It’s no secret that AI models have come a long way, from tools that can complete high school students’ homework to “vibe coding” assistants that can build entire apps in a fraction of the time it would take for human developers.
But besides cheating at school and terrifying employees who fear they’re about to be laid off, AI can also be used for evil. “Vibe hacking,” the evil twin of “vibe coding,” has quickly turned into a cybersecurity nightmare, with AI systems topping several hacking-related bug bounty leaderboards.
Case in point, just last week, a hacker used a jailbroken version of Anthropic’s Claude chatbot to find vulnerabilities in Mexican government networks and successfully automate the theft of highly sensitive taxpayer and voter records, as Bloomberg reports. With the help of AI, the hacker stole 150 gigabytes of government data related to 195 million taxpayers.
In a report about the latest hack in Mexico, cybersecurity startup Gambit Security said the perpetrator likely wasn’t associated with any specific group or foreign adversary government. Researchers also told Bloomberg that they found at least 20 specific vulnerabilities being exploited. In other words, AI means the barrier to entry for real-deal hacking has never been lower.

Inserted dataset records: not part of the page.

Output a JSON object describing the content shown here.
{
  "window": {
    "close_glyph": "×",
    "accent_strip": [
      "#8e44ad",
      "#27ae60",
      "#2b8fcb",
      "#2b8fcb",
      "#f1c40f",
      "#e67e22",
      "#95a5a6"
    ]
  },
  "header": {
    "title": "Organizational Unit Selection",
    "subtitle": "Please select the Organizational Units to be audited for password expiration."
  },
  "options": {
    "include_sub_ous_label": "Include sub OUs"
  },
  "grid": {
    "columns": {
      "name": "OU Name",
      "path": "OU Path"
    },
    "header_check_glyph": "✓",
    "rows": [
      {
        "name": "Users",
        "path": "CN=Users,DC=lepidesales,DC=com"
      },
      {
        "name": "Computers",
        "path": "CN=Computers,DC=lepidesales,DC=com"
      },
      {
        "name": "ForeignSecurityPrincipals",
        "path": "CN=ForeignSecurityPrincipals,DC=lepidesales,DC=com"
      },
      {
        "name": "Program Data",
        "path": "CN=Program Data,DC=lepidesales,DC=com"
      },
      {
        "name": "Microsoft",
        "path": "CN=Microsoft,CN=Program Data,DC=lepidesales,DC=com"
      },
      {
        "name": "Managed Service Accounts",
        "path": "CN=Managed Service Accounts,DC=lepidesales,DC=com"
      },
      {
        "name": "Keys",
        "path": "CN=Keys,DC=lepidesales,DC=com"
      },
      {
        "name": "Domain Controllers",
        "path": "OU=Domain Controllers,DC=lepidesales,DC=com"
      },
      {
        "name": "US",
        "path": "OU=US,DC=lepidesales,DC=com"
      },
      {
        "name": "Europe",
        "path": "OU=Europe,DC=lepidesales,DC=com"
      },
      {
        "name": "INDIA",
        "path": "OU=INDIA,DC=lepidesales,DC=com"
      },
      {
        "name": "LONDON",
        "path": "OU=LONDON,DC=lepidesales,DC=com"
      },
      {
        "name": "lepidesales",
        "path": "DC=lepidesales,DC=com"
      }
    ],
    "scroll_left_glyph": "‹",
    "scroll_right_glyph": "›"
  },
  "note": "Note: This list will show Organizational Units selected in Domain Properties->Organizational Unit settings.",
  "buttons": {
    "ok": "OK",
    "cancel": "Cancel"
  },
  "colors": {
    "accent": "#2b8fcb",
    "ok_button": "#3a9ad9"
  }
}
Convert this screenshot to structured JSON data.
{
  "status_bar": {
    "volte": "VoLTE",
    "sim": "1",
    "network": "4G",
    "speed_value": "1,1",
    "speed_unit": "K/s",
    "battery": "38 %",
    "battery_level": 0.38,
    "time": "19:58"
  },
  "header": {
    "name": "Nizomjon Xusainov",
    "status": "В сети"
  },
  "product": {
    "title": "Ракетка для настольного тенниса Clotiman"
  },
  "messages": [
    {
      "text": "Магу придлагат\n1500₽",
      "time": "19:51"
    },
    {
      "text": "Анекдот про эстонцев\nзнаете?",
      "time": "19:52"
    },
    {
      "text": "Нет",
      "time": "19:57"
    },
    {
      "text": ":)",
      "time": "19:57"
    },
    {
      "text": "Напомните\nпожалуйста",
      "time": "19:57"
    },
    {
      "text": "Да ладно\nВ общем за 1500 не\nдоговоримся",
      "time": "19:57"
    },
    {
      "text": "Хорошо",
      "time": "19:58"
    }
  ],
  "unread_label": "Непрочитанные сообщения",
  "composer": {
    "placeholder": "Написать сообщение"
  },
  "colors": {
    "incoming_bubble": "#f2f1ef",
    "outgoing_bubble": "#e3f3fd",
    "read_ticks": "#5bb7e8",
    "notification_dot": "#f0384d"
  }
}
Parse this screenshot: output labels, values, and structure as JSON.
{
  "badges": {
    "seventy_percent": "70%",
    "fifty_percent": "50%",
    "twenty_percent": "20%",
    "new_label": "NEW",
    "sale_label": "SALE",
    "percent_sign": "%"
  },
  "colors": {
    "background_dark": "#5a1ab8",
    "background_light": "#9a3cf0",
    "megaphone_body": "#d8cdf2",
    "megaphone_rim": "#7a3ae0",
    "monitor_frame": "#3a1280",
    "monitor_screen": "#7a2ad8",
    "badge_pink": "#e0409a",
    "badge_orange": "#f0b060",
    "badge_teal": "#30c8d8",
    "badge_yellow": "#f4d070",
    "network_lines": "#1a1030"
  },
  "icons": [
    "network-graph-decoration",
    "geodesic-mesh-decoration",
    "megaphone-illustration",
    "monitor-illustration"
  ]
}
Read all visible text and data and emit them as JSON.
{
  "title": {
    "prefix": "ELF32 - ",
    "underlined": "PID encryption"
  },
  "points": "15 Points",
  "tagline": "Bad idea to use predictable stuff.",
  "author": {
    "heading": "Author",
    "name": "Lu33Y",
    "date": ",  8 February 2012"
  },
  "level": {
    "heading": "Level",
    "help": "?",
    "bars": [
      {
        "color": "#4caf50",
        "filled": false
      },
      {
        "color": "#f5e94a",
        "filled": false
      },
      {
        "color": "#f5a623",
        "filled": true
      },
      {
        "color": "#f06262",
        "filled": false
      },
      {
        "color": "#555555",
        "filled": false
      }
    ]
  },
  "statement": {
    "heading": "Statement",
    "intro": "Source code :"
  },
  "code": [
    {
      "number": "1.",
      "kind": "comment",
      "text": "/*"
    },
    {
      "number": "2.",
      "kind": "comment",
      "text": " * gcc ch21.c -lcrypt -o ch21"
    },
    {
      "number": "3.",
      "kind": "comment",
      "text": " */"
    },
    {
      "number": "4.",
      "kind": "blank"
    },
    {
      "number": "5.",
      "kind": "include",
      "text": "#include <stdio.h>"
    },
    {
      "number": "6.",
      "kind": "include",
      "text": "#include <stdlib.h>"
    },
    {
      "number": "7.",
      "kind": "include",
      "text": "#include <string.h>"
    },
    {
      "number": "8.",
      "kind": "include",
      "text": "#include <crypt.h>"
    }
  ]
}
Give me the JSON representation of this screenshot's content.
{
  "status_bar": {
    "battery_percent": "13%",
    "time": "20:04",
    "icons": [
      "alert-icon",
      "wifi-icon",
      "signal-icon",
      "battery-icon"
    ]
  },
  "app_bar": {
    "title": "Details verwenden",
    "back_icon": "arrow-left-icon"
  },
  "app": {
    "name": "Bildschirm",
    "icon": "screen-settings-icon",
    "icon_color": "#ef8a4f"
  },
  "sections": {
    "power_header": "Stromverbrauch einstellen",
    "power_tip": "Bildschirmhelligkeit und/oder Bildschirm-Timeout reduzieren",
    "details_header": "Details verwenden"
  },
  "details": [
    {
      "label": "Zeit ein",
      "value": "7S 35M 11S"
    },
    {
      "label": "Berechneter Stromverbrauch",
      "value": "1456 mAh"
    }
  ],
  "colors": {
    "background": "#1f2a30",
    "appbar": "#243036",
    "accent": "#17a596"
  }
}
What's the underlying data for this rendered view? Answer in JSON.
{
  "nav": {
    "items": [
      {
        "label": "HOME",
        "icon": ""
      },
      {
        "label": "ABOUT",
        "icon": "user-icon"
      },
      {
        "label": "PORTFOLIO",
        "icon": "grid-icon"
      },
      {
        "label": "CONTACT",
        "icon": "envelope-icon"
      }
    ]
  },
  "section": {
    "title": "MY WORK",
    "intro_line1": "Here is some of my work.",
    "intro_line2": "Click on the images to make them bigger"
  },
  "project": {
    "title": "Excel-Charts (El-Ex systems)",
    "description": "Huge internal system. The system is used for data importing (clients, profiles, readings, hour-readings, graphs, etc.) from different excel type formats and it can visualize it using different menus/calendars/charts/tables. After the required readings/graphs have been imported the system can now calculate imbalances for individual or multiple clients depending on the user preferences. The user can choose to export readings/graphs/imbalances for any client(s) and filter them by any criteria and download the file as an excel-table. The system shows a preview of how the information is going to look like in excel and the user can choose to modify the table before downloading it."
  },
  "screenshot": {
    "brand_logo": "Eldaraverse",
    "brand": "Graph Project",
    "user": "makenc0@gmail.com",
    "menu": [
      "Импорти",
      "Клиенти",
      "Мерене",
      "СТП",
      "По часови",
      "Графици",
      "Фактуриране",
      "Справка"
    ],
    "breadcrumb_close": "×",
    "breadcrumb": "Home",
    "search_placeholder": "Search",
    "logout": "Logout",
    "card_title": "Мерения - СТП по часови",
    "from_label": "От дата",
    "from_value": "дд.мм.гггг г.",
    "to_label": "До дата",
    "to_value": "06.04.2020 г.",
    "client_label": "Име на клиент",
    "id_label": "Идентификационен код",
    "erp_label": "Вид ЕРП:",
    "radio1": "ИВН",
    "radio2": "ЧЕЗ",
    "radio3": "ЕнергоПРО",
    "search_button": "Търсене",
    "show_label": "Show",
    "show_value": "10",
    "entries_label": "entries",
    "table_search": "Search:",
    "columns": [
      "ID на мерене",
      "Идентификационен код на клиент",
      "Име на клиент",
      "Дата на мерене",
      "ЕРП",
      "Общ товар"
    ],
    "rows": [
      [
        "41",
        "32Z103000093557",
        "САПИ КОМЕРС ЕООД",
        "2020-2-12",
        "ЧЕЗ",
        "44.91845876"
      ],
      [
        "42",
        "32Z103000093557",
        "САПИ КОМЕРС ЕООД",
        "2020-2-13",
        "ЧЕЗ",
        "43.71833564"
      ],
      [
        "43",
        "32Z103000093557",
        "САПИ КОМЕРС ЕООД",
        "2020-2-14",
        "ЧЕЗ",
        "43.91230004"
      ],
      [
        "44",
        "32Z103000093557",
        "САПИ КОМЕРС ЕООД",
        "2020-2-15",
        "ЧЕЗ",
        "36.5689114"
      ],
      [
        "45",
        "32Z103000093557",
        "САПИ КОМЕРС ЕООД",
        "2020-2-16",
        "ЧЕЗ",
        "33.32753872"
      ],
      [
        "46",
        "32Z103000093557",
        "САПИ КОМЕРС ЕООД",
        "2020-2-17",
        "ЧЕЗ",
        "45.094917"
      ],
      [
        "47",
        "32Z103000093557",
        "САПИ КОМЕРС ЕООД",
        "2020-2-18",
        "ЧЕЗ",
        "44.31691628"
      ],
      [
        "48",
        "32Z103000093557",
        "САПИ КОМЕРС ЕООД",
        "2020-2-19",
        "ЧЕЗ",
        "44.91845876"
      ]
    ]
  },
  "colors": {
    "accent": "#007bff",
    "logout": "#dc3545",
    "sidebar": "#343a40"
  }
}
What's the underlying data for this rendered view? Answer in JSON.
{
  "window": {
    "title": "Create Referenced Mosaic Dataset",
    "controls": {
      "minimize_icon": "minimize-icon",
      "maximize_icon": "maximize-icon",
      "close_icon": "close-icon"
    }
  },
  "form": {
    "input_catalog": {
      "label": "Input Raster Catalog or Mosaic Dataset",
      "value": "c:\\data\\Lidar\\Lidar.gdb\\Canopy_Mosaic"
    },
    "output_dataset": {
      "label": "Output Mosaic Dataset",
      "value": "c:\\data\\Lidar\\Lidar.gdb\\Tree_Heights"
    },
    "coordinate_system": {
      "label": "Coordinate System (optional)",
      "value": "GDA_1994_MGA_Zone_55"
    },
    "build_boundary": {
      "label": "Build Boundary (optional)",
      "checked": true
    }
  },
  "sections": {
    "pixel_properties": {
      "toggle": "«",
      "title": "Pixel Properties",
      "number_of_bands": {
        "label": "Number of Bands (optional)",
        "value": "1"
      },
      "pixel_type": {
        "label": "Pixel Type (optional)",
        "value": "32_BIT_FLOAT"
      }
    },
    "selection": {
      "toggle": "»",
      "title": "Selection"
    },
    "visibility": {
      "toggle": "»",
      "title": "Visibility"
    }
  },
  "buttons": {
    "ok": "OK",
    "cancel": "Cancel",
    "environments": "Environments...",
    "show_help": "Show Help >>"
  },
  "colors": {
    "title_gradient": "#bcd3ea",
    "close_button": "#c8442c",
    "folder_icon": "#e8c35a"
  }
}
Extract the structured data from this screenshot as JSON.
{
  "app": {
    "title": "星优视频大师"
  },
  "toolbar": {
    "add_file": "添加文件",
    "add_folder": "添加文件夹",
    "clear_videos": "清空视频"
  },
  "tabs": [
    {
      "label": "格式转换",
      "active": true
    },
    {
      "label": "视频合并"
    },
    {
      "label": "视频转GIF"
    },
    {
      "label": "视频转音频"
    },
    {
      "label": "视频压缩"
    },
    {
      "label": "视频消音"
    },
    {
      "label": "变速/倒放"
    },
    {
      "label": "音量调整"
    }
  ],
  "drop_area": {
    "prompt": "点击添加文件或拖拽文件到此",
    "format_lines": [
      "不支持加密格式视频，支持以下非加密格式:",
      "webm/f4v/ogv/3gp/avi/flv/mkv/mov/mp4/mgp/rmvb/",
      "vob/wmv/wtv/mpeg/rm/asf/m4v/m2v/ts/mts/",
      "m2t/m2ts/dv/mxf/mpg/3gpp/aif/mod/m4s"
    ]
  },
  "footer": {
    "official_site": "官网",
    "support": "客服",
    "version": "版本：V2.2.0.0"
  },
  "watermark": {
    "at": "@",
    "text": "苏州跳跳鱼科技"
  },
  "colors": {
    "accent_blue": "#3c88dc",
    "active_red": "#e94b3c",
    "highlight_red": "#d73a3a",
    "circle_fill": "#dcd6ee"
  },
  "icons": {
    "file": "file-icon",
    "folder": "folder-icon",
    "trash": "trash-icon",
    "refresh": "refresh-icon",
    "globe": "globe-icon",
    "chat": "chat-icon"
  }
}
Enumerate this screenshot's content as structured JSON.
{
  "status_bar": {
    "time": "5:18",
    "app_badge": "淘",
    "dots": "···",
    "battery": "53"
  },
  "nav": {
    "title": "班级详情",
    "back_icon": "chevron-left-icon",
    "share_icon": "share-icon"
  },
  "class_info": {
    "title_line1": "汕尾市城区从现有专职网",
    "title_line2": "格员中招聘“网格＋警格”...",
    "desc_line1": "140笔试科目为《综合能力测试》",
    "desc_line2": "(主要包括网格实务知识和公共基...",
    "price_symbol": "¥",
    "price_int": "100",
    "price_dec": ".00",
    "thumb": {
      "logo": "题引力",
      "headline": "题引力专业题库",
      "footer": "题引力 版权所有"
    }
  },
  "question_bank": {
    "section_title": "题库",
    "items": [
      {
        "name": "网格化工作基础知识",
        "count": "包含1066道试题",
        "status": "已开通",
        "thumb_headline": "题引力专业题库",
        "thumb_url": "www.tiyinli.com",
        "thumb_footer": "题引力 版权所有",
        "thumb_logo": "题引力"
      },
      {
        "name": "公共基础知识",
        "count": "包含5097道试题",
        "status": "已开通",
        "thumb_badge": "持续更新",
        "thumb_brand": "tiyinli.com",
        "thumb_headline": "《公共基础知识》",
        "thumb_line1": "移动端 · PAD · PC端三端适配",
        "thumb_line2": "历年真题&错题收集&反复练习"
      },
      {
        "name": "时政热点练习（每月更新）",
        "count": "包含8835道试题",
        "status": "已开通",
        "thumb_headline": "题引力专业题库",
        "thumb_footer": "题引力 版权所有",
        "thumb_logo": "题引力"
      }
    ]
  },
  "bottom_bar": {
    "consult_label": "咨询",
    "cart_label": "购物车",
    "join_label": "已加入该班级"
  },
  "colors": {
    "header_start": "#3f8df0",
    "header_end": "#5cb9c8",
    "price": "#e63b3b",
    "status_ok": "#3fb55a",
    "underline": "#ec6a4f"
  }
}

Last month, Amazon’s security research team revealed that hackers — or perhaps just one — had broken into more than 600 firewall systems across dozens of countries while armed with commercially available AI tools, overpowering weak security measures, and extracting credential databases, and possibly setting the stage for future ransomware deployment.
“It’s like an AI-powered assembly line for cybercrime, helping less skilled workers produce at scale,” said Amazon security engineering and operations lead CJ Moses in a statement.
The exploits are part of a much broader trend, as AI supercharges cybersecurity attacks, from deepfake footage luring victims into phishing traps to AI-enabled password cracking.
A new report by IBM found that there was a 44 percent year-over-year increase in the “exploitation of public-facing software or system applications” and a nearly 50 percent uptick in “active ransomware groups.”
“Attackers aren’t reinventing playbooks, they’re speeding them up with AI,” said IBM global managing partner for cybersecurity services Mark Hughes in a statement. “The core issue is the same: businesses are overwhelmed by software vulnerabilities. The difference now is speed.”
Google security researchers also noted in a report earlier this year that a “pitched battle” between threat actors accessing the “same classes of powerful AI models and automated processes as their targets” is about to “change in significant and unpredictable ways.”